Adapun pernyataan sikap Kelompok Tani Hutan dan Gabungan Kelompok Tani Hutan (KTH/Gapoktanhut) se-Kabupaten Blora dalam pengajuan program Kawasan Hutan Dengan Pengelolaan Khusus (KHDPK) Perhutanan Sosial sebanyak lebih dari 20ribu pesanggem atau petani penggarap lahan hutan sebagai berikut:
1.Menyambut Direktorat Jendral Perhutanan Sosial dan Kemitraan Lingkungan Balai Perhutanan Sosial dan Kemitraan Lingkungan Wilayah Jawa melakukan kegiatan fasilitasi dan validasi terhadap subjek dan objek pada SK.185/MENLHK/SETJEN PSL.0/3/2023 dan SK.192/MENLHK/PSKL PSL.0/3/2023 akan dilaksanakan pada awal Oktober 2023;
2.Meminta kepada Direktorat Jendral Perhutanan Sosial dan Kemitraan Lingkungan Balai Perhutanan Sosial dan Kemitraan Lingkungan Wilayah Jawa menetapkan KHDPK PS di areal yang diusulkan oleh pesanggem;
3.Meminta kepada Dinas Pangan Pertanian Peternakan dan Perikanan (DP4) Kabupaten Blora atau pihak terkait yang terlibat dalam syarat pengajuan RDKK, untuk segera menyetujui pengajuan program Rencana Definitif Kebutuhan Kelompok Tani (RDKK) yang telah diajukan oleh KTH/Gapoktanhut se-Kabupaten Blora; dan
4.Kami Kelompok Tani Hutan atau Gabungan Kelompok Tani Hutan wilayah Kabupaten Blora menolak adanya program Agroforesty Tebu Mandiri (ATM). Kami merasa program tersebut tidak pro petani. Jika lahan hutan beralih menjadi tebu, maka sumber pendapatan petani jagung, padi, polowijo, bio farmaka, holtikultura, dan banyak potensi lainnya hilang. Kami petani sudah menggarap bertahun – tahun sangat dirugikan.
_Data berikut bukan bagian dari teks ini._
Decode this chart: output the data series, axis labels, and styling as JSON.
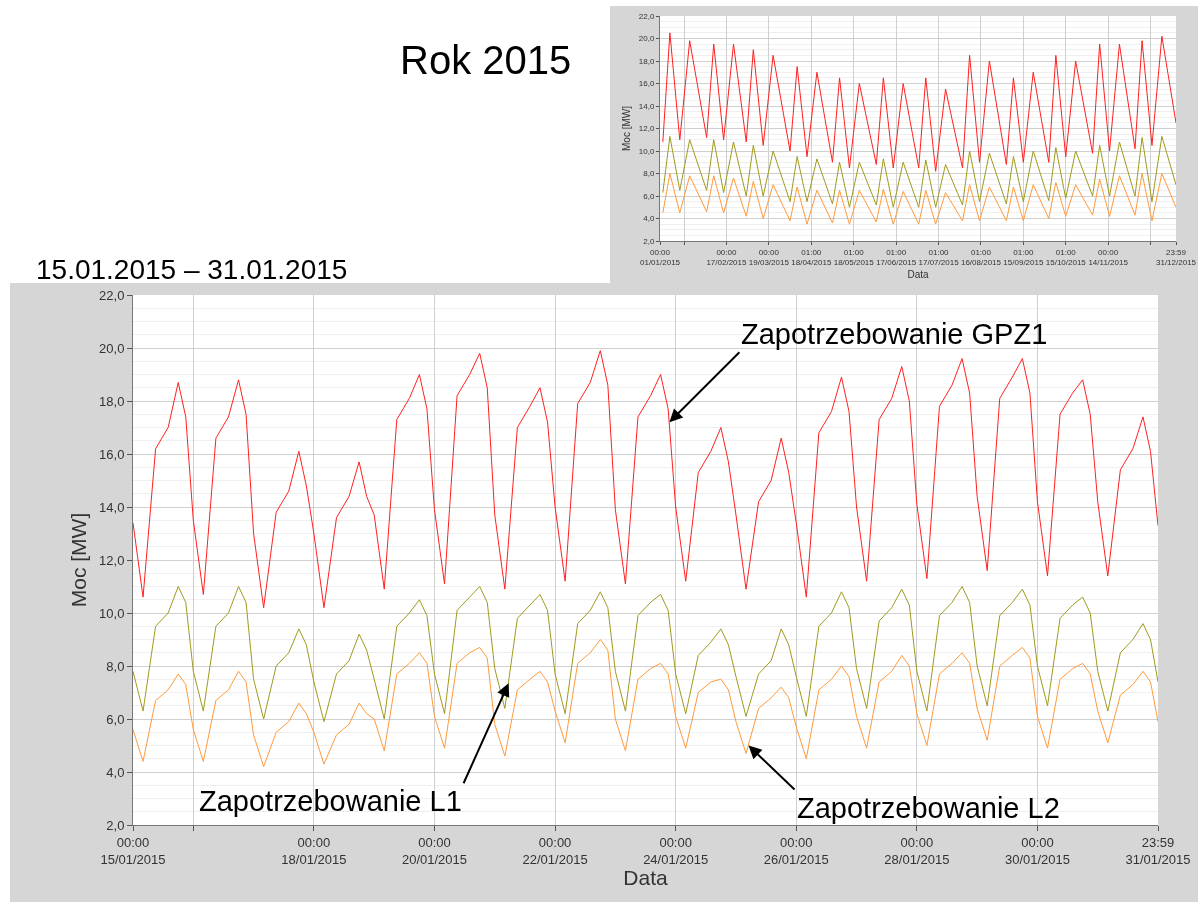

Sementara itu, dalam buku saku verifikasi teknis hutan kemasyarakatan KLHK menyebut, verifikasi teknis adalah untuk mengetahui secara langsung untuk mensinkronkan kondisi lapangan terkait subjek pemohon dan juga objek areal kawasan hutan yang dimohon. Hasil vertek inilah yang kemudian menjadi dasar penerbitan persetujuan pengelolaan hutan kemasyarakatan.